À 75 ans, l'aventure continue plus que jamais pour Spirou, le groom le plus populaire de la BD, dont le prochain défi est de conquérir les écrans des tablettes numériques, étape indispensable sur la route du centenaire.

Sans un cheveu blanc sous son calot rouge, Spirou a célébré avec faste son anniversaire mardi à Bruxelles, en présence de nombreux auteurs du 9e art.

«Pour un héros né il y a si longtemps, Spirou est plutôt bien conservé», témoigne Yoann, le Français qui a dessiné les trois derniers albums des aventures du héros né officiellement le 21 avril 1938. «Il reste toujours, pour les gamins, un personnage auquel ils peuvent s'identifier, même s'il porte un uniforme aussi daté» que celui de groom d'hôtel.

Yoann le voit d'ailleurs atteindre «sans problème» les 100 ans en 2038, une ambition que Spirou partage avec Lucky Luke ou Astérix, les autres doyens toujours en activité de la BD franco-belge.

Pour cela, Spirou n'a d'autre choix que de se lancer dans le numérique, une évolution jugée «indispensable pour attirer les jeunes lecteurs, ceux qui sont nés avec internet», explique Olivier Perrard, le directeur général de la maison d'édition belge Dupuis.

Cette nouvelle ère débute avec le lancement, officialisé mardi, de Spirou.Z, l'application du Journal de Spirou pour les tablettes.

Son ambition est «d'abolir les frontières entre BD, animation et jeux vidéo» en offrant un contenu totalement différent de l'hebdomadaire et réalisé par des auteurs maîtrisant les codes du numérique, comme Arthur de Pins, Steve Baker, Libon ou Mady Malec.

Le défi est délicat à relever car «le mode de lecture de la BD est très différent entre le papier et le numérique», souligne Olivier Perrard.

Sur tablette, la BD se lit en effet «case par case» en mode «turbomedia», sorte de «flip-book» numérique, ou en «scroling», par défilement horizontal ou vertical.

Les lecteurs semblent encore réticents et la diffusion numérique de la BD franco-belge reste marginale, contrairement aux mangas, qui se dévorent de plus en plus sur téléphones intelligents au Japon, ou aux comics aux États-Unis.

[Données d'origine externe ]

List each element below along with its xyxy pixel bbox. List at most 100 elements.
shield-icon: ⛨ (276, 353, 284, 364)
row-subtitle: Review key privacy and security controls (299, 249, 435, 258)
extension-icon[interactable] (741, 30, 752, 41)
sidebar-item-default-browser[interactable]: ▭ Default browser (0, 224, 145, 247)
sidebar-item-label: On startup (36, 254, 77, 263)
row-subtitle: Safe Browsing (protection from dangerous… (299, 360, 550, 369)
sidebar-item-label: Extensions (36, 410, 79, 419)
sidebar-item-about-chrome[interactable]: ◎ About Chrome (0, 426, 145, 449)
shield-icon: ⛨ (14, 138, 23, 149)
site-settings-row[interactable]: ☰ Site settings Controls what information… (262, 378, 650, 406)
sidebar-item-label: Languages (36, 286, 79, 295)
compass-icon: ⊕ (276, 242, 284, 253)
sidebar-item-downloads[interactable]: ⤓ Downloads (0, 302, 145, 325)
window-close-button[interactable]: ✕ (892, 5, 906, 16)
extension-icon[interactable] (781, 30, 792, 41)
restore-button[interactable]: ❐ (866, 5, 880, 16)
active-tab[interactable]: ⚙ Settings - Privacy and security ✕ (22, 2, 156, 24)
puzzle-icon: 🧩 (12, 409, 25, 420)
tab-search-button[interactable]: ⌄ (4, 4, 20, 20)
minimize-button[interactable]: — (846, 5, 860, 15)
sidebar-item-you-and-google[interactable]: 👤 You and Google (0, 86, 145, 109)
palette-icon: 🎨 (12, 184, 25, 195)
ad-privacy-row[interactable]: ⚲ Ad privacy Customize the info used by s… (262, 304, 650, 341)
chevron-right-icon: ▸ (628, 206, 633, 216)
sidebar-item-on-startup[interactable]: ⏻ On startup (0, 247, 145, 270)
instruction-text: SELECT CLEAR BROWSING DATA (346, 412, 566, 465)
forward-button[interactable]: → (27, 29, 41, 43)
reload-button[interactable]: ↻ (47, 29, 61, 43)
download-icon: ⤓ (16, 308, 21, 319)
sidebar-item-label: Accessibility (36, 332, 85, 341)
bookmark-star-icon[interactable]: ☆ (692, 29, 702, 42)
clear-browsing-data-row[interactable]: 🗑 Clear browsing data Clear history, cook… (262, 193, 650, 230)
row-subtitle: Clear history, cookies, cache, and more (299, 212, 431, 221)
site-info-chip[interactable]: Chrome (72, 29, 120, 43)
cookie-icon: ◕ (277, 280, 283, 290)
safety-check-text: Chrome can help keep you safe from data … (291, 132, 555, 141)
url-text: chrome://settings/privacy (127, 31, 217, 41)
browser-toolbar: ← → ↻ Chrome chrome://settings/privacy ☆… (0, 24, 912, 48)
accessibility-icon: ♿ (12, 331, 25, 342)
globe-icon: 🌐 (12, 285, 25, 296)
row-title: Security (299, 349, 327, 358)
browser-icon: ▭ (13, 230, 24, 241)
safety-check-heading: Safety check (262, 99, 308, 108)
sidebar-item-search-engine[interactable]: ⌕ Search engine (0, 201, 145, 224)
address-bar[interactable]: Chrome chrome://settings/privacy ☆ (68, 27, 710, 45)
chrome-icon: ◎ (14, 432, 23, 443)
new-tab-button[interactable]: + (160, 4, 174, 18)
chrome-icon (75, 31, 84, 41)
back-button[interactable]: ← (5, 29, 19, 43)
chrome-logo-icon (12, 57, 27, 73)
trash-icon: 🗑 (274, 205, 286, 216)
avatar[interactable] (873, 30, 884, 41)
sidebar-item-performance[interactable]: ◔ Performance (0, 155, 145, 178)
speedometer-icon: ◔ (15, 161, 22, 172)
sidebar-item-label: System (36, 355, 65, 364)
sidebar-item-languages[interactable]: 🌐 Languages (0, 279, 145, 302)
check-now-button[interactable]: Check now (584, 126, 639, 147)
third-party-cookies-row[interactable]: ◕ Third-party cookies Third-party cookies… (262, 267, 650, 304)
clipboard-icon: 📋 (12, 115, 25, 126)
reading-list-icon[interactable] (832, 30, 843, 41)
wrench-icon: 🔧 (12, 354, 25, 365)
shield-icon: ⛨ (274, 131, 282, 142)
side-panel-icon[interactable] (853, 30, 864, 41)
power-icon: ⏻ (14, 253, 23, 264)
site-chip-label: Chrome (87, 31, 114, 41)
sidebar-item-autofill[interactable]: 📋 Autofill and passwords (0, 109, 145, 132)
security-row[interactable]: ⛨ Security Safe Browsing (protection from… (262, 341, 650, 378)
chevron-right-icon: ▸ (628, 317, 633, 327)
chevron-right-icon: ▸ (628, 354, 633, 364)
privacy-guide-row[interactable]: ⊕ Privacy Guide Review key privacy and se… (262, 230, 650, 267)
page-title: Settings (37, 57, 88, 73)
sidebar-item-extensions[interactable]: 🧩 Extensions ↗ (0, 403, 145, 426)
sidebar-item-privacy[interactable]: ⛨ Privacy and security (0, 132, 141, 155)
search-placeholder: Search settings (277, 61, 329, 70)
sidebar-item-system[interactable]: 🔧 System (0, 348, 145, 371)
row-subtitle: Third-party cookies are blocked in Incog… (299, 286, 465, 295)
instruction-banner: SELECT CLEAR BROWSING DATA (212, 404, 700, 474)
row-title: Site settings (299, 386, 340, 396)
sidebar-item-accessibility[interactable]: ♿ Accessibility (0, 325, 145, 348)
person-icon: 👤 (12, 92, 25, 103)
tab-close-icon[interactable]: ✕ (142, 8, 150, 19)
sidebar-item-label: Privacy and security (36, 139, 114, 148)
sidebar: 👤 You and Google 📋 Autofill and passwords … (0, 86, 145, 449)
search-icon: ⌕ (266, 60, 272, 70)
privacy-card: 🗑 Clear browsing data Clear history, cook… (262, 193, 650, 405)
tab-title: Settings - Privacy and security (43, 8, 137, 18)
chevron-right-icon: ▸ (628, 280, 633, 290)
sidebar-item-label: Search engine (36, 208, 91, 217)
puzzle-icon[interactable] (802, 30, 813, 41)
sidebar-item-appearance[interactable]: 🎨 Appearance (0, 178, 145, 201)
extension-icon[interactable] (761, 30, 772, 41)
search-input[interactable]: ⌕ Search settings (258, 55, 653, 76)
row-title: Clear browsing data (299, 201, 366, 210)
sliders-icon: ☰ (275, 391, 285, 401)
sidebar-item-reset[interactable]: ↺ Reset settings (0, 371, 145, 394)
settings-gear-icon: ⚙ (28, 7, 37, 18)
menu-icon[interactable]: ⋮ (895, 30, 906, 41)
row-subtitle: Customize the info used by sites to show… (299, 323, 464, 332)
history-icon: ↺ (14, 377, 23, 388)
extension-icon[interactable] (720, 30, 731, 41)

Le Journal de Spirou n'a ainsi qu'un millier d'abonnés sur la plateforme numérique Izneo, lancée par de grandes maisons d'édition, contre quelque 60 000 pour le magazine papier.

«Héros transgénérationnel»

Pour Spirou, l'autre défi est de cultiver la fidélité de ses lecteurs. Car un grand nombre d'entre eux continue à suivre ses aventures bien des décennies après l'avoir découvert à 8, 9 ou 10 ans. «Spirou est un héros transgénérationnel. Un album est souvent lu à la fois par les enfants, les parents et les grands-parents», témoigne Serge Honorez, le responsable éditorial de Dupuis.

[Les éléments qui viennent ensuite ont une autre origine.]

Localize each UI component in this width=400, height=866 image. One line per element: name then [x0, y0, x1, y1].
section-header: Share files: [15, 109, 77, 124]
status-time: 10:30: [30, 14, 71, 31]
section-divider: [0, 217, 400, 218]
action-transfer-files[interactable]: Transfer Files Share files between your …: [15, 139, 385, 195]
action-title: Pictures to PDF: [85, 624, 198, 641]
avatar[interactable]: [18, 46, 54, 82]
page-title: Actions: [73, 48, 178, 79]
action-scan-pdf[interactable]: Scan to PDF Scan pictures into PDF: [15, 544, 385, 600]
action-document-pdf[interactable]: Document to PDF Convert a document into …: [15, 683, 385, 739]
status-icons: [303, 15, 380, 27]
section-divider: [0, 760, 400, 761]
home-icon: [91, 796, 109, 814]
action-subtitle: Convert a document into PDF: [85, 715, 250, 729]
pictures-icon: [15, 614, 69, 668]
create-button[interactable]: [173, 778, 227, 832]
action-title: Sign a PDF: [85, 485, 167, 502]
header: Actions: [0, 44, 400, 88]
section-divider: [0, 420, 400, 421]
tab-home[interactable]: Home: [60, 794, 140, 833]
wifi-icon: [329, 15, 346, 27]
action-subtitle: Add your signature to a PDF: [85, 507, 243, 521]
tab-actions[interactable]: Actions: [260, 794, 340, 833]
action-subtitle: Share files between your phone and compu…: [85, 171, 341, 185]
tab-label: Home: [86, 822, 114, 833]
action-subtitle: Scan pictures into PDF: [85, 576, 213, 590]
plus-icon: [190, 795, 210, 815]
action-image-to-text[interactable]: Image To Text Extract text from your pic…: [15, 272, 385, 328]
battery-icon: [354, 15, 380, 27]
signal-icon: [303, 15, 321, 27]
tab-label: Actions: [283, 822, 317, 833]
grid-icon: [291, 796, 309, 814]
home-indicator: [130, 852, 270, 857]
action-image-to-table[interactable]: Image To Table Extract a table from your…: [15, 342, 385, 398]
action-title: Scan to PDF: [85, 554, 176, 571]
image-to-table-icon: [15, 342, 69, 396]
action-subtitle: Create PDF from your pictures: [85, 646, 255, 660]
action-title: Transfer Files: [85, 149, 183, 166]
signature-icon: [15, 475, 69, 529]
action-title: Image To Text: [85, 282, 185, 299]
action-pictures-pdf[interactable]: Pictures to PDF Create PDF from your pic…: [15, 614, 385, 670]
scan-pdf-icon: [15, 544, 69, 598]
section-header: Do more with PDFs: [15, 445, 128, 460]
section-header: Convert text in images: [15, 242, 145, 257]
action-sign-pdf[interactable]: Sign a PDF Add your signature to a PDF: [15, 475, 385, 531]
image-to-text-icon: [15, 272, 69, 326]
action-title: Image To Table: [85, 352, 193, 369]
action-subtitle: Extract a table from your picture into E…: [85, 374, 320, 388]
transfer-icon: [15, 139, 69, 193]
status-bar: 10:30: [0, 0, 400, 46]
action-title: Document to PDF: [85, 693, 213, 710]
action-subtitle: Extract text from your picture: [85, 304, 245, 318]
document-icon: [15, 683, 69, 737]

Ce succès est en partie lié à la grande flexibilité de Spirou, un héros qui défie les lois du vieillissement en évoluant avec son temps, du fracas de la Seconde Guerre mondiale à la mondialisation d'aujourd'hui en passant par l'Afrique décolonisée des années 1960.

Contrairement à son rival Tintin, à jamais l'oeuvre d'un seul homme, Hergé, Spirou n'appartient pas à ses auteurs mais à son éditeur Dupuis, qui le confie le temps d'un ou de plusieurs albums.

Depuis sa création, en avril 1938, près de 30 auteurs se sont ainsi succédé sur la soixantaine d'albums Spirou. Le plus célèbre d'entre eux reste André Franquin, qui lui a fait courir le monde pendant 20 ans et a inventé une galerie de personnages truculents, du comte de Champignac au savant mégalomane Zorglub en passant par le génial Marsupilami.

«Chaque auteur doit rester fidèle au caractère de Spirou - sa générosité, sa curiosité et sa bonne humeur - tout en régénérant le personnage. C'est comme cela qu'il reste toujours actuel», témoigne Yoann, qui prépare les deux prochains albums avec le scénariste Fabien Vehlmann.

Les 75 ans de Spirou sont célébrés par la publication d'une série de recueils et par deux grandes expositions au Centre belge de la BD à Bruxelles (jusqu'au 24 novembre) et à la Cité internationale de la BD d'Angoulême (du 29 juin au 6 octobre).